# New 40SP and 47SP Forms!!! - April 2016



## Nemanja87 (Nov 3, 2015)

So, yeah.

Apparently, changes are the following:
*47SP* Application for migration to Australia by a partner	PDF	Essential	Legislative changes

*40SP* Sponsorship for a partner to migrate to Australia PDF	Essential	Legislative changes

I've read the new documents, and i have noticed that the major change regard the Police certificates.
Now, the Sponsor is due to provide them as well, regardless of the situation.

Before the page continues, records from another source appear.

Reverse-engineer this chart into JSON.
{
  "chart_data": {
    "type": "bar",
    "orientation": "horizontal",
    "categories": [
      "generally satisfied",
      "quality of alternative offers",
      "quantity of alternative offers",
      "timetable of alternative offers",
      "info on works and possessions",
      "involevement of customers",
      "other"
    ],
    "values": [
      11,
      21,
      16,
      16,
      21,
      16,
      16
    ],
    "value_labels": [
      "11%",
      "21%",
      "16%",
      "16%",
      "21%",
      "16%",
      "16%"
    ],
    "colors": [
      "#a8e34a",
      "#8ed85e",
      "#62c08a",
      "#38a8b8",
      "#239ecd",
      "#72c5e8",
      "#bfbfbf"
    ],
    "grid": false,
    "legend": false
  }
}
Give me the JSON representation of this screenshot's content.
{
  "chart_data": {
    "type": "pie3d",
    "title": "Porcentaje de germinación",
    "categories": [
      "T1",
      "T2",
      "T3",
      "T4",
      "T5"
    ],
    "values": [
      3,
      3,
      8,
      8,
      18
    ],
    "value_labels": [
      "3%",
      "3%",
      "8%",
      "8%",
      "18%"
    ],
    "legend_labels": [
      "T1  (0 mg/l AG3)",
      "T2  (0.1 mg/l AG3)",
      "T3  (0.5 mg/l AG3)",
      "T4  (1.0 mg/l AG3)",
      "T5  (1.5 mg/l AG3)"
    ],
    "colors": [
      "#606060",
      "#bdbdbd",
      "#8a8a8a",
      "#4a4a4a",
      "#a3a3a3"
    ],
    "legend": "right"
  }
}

Page 3. on the SP40 now is:

40SP (Design date 04/16) - Page 3
© COMMONWEALTH OF AUSTRALIA, 2016

What you need to provide
You need to provide certified copies of:
• proof of your relationship with your fiancé(e) or partner;
• if you have changed your name since birth, evidence of 
your name change;
• evidence that you are an Australian citizen, Australian 
permanent resident or eligible New Zealand citizen*;
• evidence that you can meet your sponsorship obligations 
(see Your sponsorship undertaking for information on your obligations towards your fiancé(e) or partner).
*
In addition, please provide the original police certificates for all the countries you have lived in for 12 months or more in the last 10 years since you turned 16 years of age. For an Australian police certificate, go to the AFP website AFP Homepage - Australian Federal Police*

*Note: Your fiancé(e)'s or partner's visa application will be 
refused if you do not provide the police certificates.*

Also, the Applicant will recieve copies of the Sponsors Police check ups.

Any additional info would be great!!!


----------



## Bonanza (Oct 27, 2015)

well spotted! Thank goodness ours are lodged though I think the idea of the applicant seeing their partner's police checks is probably a good precaution for those seeking a visa with only 12 months' joint history or PMV.


----------



## Nemanja87 (Nov 3, 2015)

It is amazing how much unreliable info you get from the Service centres.

I have called the European Service centre and Serbian service center, and they aren't up to date with the changes. They do not even know that changes were made.

I have asked them for info, and they said you only need to provide a Police certificate if you have a dependent child. But the new forms *clearly* says you need to provide the Police certificates regardless. Even *questions 36 and 37 have changed on the 40SP*

Even question 38 has a new addition, saying:

*Attach the original police certificate(s) for each country you have lived in for 12 months or more in the last 10 years since you turned 16 years of age.*

Unbelievable.


----------



## 218417 (Nov 6, 2015)

Will this apply to applications already lodged or only for new applications?


----------



## Nemanja87 (Nov 3, 2015)

I do not know. 

They didn't mention anything about something like that.


----------



## Arianwen (Jan 8, 2014)

Will this apply to partner 820 from PMV applications? I suppose so, but am disappointed to find we suddenly need a new, expensive and previously unnecessary document.

We only have a month left on the PMV and were wanting to apply for the 820 within the next few days but it seems as if this will slow things down somewhat. Does anyone know how long the AFP checks take from application to arriving in the mail?

Can anyone guess how long it will take to get one from Germany, applying from Australia?

Should we apply now anyway and upload the sponsor police checks later when we get them?


----------



## Nemanja87 (Nov 3, 2015)

*Update*

The new forms seem to been withdrawn. They are no longer available for download, and the page with updates has excluded them.


----------



## ausharrold (Oct 28, 2015)

Arianwen said:


> Will this apply to partner 820 from PMV applications? I suppose so, but am disappointed to find we suddenly need a new, expensive and previously unnecessary document.


Very expensive, $42 when I last applied for one from AFP and it took about three weeks. On their site it does say they will take 15 working days,


----------